Alstom compte gommer le nom de Bombardier

Bombardier obtiendra encore moins d’argent en laissant sa division ferroviaire entre les mains d’Alstom, qui effacera le nom de sa nouvelle propriété — une décision, assure le géant français, qui n’a rien à voir avec ses intentions à l’égard de ses usines au Québec et en Ontario.
La multinationale, qui s’est hissée vendredi au deuxième rang dans le secteur du matériel roulant à l’échelle mondiale en bouclant la transaction, est claire : tous doivent se ranger derrière la marque Alstom. « Bombardier est une très belle marque, mais la société continue d’exister dans l’aviation et je ne peux pas proposer deux trains lorsqu’il y a un appel d’offres », a expliqué le président-directeur général d’Alstom, Henri Poupart-Lafarge, au cours d’une entrevue avec La Presse canadienne où il a réitéré l’intention de respecter les engagements de la société au Québec.

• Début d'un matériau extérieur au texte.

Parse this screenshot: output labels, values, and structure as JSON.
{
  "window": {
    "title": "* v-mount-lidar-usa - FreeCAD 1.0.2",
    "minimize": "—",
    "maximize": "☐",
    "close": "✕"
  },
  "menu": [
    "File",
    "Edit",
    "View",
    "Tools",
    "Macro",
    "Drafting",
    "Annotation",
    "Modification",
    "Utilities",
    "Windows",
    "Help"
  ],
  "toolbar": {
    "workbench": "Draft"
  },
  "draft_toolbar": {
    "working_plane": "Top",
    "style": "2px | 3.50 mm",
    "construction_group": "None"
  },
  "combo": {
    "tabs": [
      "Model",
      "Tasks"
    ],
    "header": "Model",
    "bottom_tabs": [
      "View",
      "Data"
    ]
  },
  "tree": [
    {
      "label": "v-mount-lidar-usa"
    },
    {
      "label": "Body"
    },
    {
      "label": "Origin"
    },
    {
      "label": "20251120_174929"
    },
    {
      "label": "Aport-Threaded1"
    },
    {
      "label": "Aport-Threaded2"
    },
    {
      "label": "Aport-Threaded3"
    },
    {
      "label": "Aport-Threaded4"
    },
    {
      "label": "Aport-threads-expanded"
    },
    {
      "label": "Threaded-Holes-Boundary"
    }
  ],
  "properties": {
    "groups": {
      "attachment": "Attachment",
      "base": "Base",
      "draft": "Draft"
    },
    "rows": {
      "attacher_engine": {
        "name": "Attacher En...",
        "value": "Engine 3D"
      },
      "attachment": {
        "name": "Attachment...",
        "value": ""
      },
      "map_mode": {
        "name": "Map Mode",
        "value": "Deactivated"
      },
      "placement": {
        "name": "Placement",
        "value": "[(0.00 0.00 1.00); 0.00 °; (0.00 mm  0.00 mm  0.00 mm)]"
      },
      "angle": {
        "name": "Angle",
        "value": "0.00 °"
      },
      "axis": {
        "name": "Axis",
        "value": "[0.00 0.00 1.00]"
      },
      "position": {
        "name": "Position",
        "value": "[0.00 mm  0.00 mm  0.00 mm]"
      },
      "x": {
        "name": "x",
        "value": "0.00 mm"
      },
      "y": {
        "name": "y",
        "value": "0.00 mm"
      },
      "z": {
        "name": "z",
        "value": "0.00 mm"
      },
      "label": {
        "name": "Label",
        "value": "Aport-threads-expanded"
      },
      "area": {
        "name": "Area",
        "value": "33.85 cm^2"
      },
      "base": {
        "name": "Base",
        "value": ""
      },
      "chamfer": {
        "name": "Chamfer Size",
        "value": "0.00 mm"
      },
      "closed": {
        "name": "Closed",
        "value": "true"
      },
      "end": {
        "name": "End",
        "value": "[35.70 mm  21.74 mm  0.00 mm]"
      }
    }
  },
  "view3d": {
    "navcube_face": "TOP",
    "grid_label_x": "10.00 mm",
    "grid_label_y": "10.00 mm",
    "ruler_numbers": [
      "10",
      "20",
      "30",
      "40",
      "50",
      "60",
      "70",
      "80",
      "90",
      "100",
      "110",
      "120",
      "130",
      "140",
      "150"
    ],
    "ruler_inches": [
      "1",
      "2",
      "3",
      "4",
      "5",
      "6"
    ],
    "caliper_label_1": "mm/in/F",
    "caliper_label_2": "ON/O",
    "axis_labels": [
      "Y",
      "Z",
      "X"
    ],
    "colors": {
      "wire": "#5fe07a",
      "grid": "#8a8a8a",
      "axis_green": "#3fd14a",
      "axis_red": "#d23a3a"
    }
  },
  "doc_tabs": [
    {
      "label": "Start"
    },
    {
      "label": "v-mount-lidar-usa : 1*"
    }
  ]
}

La prise de contrôle de Bombardier Transport permettra à Alstom de générer des revenus annuels estimés à 19 milliards $US, ce qui demeure toutefois loin du chiffre d’affaires de quelque 32 milliards du géant chinois CRRC — le numéro un dans l’industrie. Alstom absorbe 36 000 employés répartis dans 63 sites à travers le monde.
Bombardier, dont les activités sont désormais axées exclusivement sur les jets d’affaires, obtiendra finalement 3,6 milliards $US — ce qui tient compte d’une somme estimée à 600 millions $US en actions d’Alstom. En septembre, l’entreprise s’attendait à toucher 4 milliards et entre 4,2 milliards et 4,5 milliards il y a environ un an.
L’écart entourant le montant obtenu a été attribué à des flux de trésorerie moins élevés au quatrième trimestre chez Bombardier Transport ainsi qu’à des conditions de marchés qualifiées de défavorables par la compagnie québécoise. « Ces ajustements sont habituels dans ce type de transaction, a dit M. Poupart-Lafarge. L’année a été difficile pour tout le monde à cause de la pandémie de COVID-19. Ce n’est pas une surprise qu’il y ait des ajustements. »
Au cours des dernières années,Bombardier Transport a fait face à d’importants problèmes d’exécution, qui ont miné la performance de l’entreprise. M. Poupart-Lafarge n’a pas caché qu’il y avait du travail à faire, en soulignant que « partout, il y avait des contrats difficiles ».
La Pocatière dans les plans
Bombardier, qui utilisera le produit de la transaction pour réduire sa dette à long terme de 10,1 milliards $US — qui devrait éventuellement fléchir à environ 4,7 milliards — a l’intention de contester certains ajustements de la transaction avec Alstom. « C’était important pour nous de conclure la transaction, a dit un porte-parole de la société, Olivier Marcil. Il y a encore des points sur lesquels les parties ne s’entendent pas et il y a des mécanismes de prévus pour les régler. »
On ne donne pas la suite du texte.